Криминальные личности ввели меня в заблуждение – историческая встреча в подвале происходила не утром, а поздно вечером. За ним последовала поистине бурная ночь.
Сначала меня отвезли в больницу, откуда я через час вырвалась с боем, потом в круглосуточное кафе «Горпиццы», где я на нервной почве сожрала тонну выпечки, а потом еще в казенный дом, где я долго рассказывала свою историю суровым, чисто выбритым мужчинам с короткими стрижками. Все это время Караваев, Эмма, Петрик и пес меня сопровождали, отчего наши перемещения в пространстве живо напоминали мне переезды бродячего цирка с клоунами и дрессированными животными.
Наконец на рассвете, бережно поддерживаемая под локотки Караваевым с одной стороны и братцем с другой (Петрик а-ля верный паж шествовал сзади, за неимением шлейфа неся мою сумку, а Брэд Питт замыкал процессию), я вышла на крыльцо казенного дома.

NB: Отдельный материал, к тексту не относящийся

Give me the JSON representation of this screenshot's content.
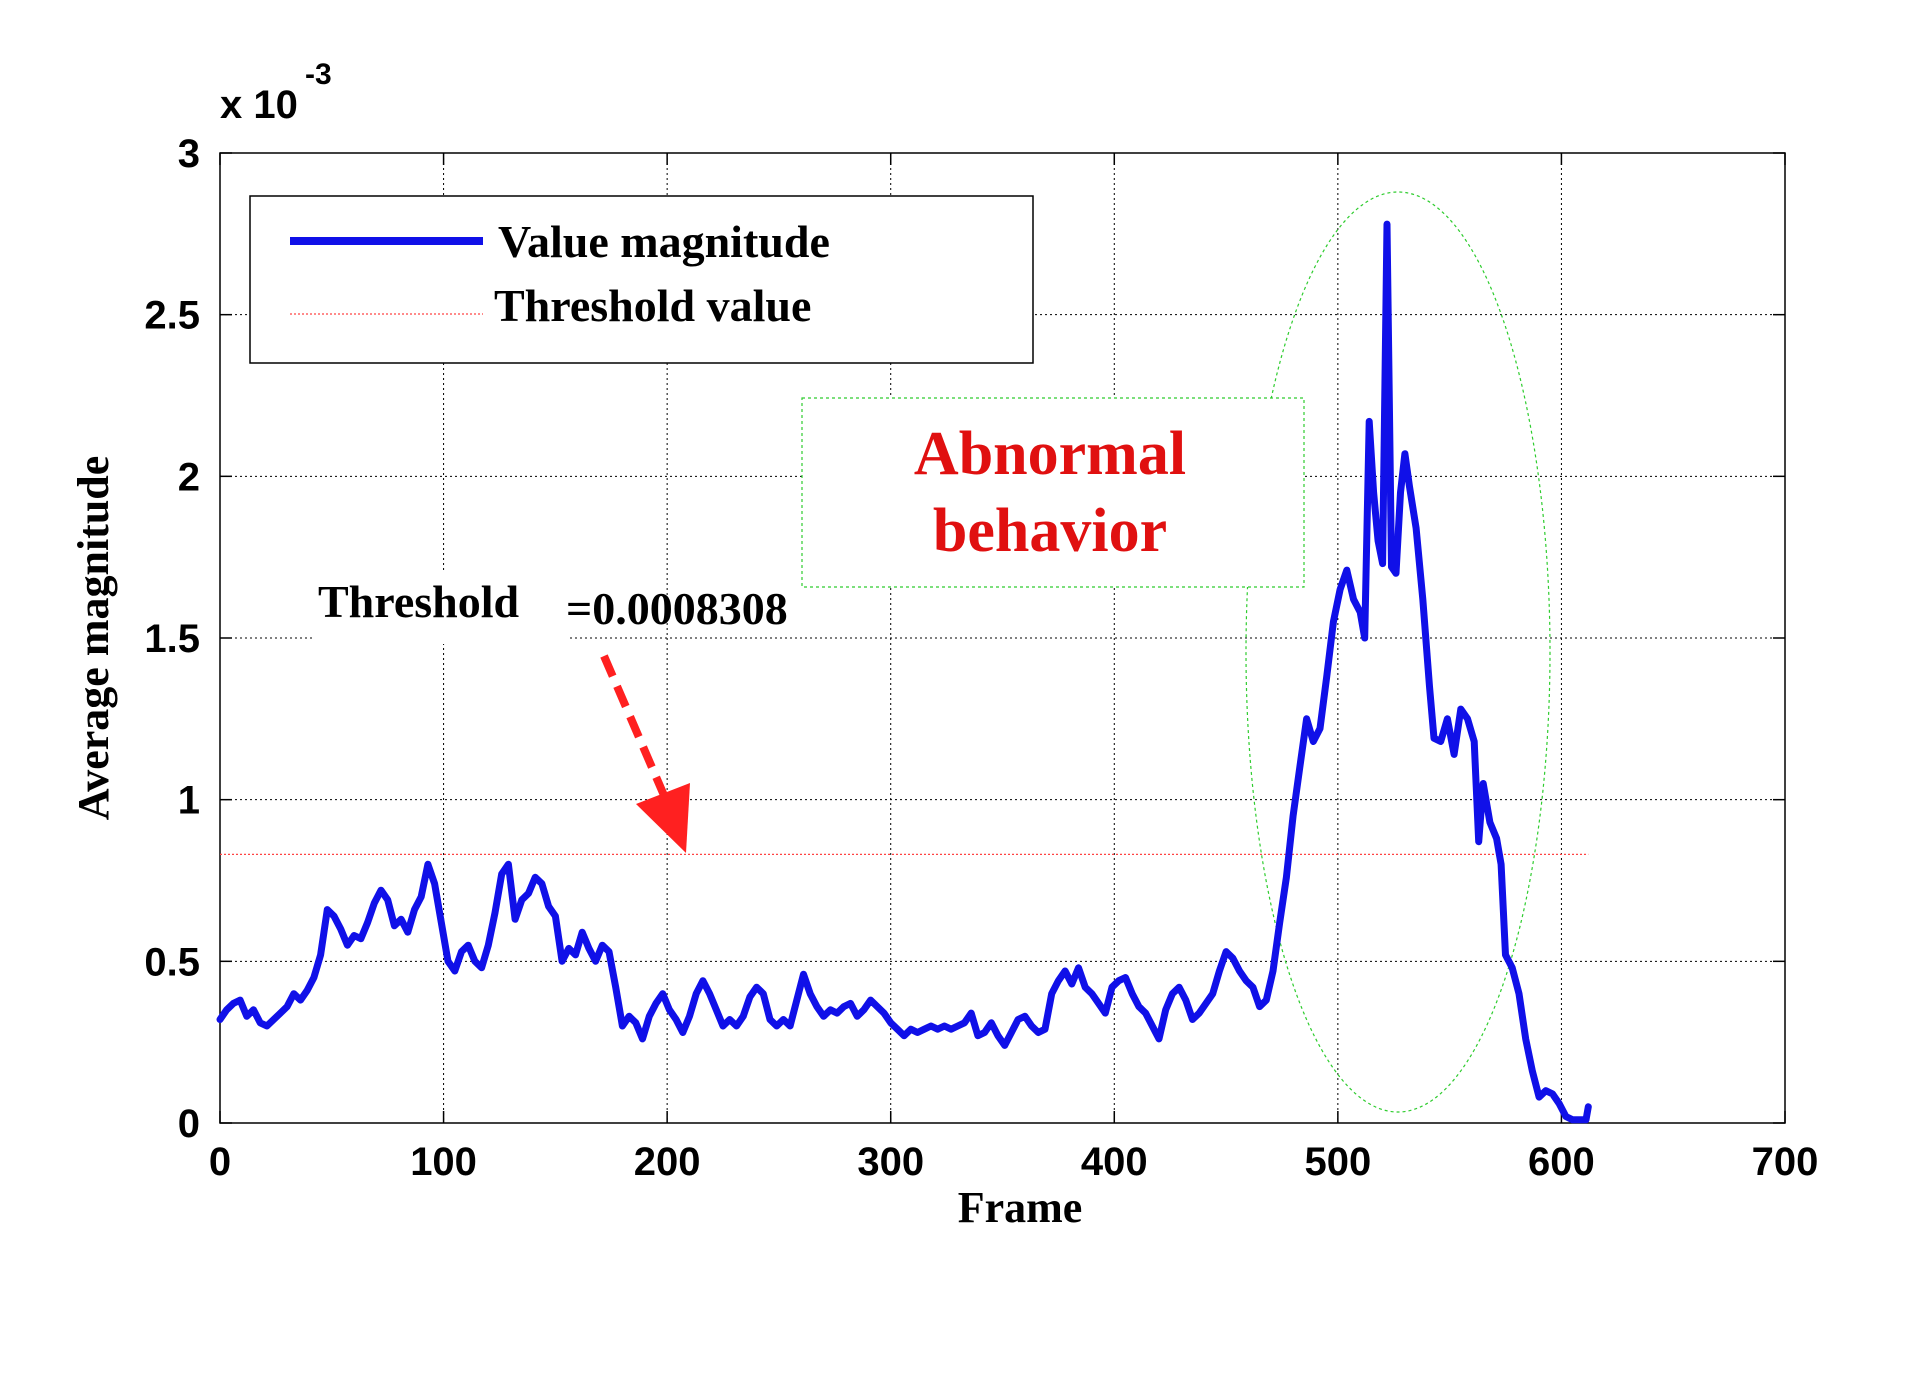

Уважительно поцокала, ознакомившись со строгой вывеской на фасаде гранитного дома с колоннами, потом зевнула и изъявила монаршью волю:
– А теперь – все в постель!
– Все?! – шокировался Караваев. – Ну нет, я так не согласен!
– Тогда тебя вычеркиваем, – согласилась я. – Народ, серьезно, я умираю как спать хочу, доставьте меня уже к какой-нибудь кроватке, пожалуйста!
А в процессе доставки я уснула. Как говорят монтажеры видео – ушла в черное.
Так что красивого и законченного финала у кино не получилось.
Проснулась я в своей кроватке. Одна. Не только в кроватке одна, но и вообще в квартире, иначе милосердный Петрик прервал бы мучения вопящего телефона в прихожей.
Я выползла к аппарату, сняла трубку и даже не удивилась, услышав голос Тигровны:
– Люся, твою мать, ты куда пропала?!
– Доброе время суток вам, Марет Игоревна, – пробормотала я, кося не полностью открывшимся глазом в сторону кухни, где вроде как светлело окно.
Что у нас сейчас – утро? День? Другой день?
– Тамбовский волк тебе, Люся, добрый! – заявила главредша. – А я злая! Я очень злая, потому что это же просто безобразие какое-то, права Вера Степановна, наши журналисты разболтались и потеряли всякое представление о трудовой и финансовой дисциплине!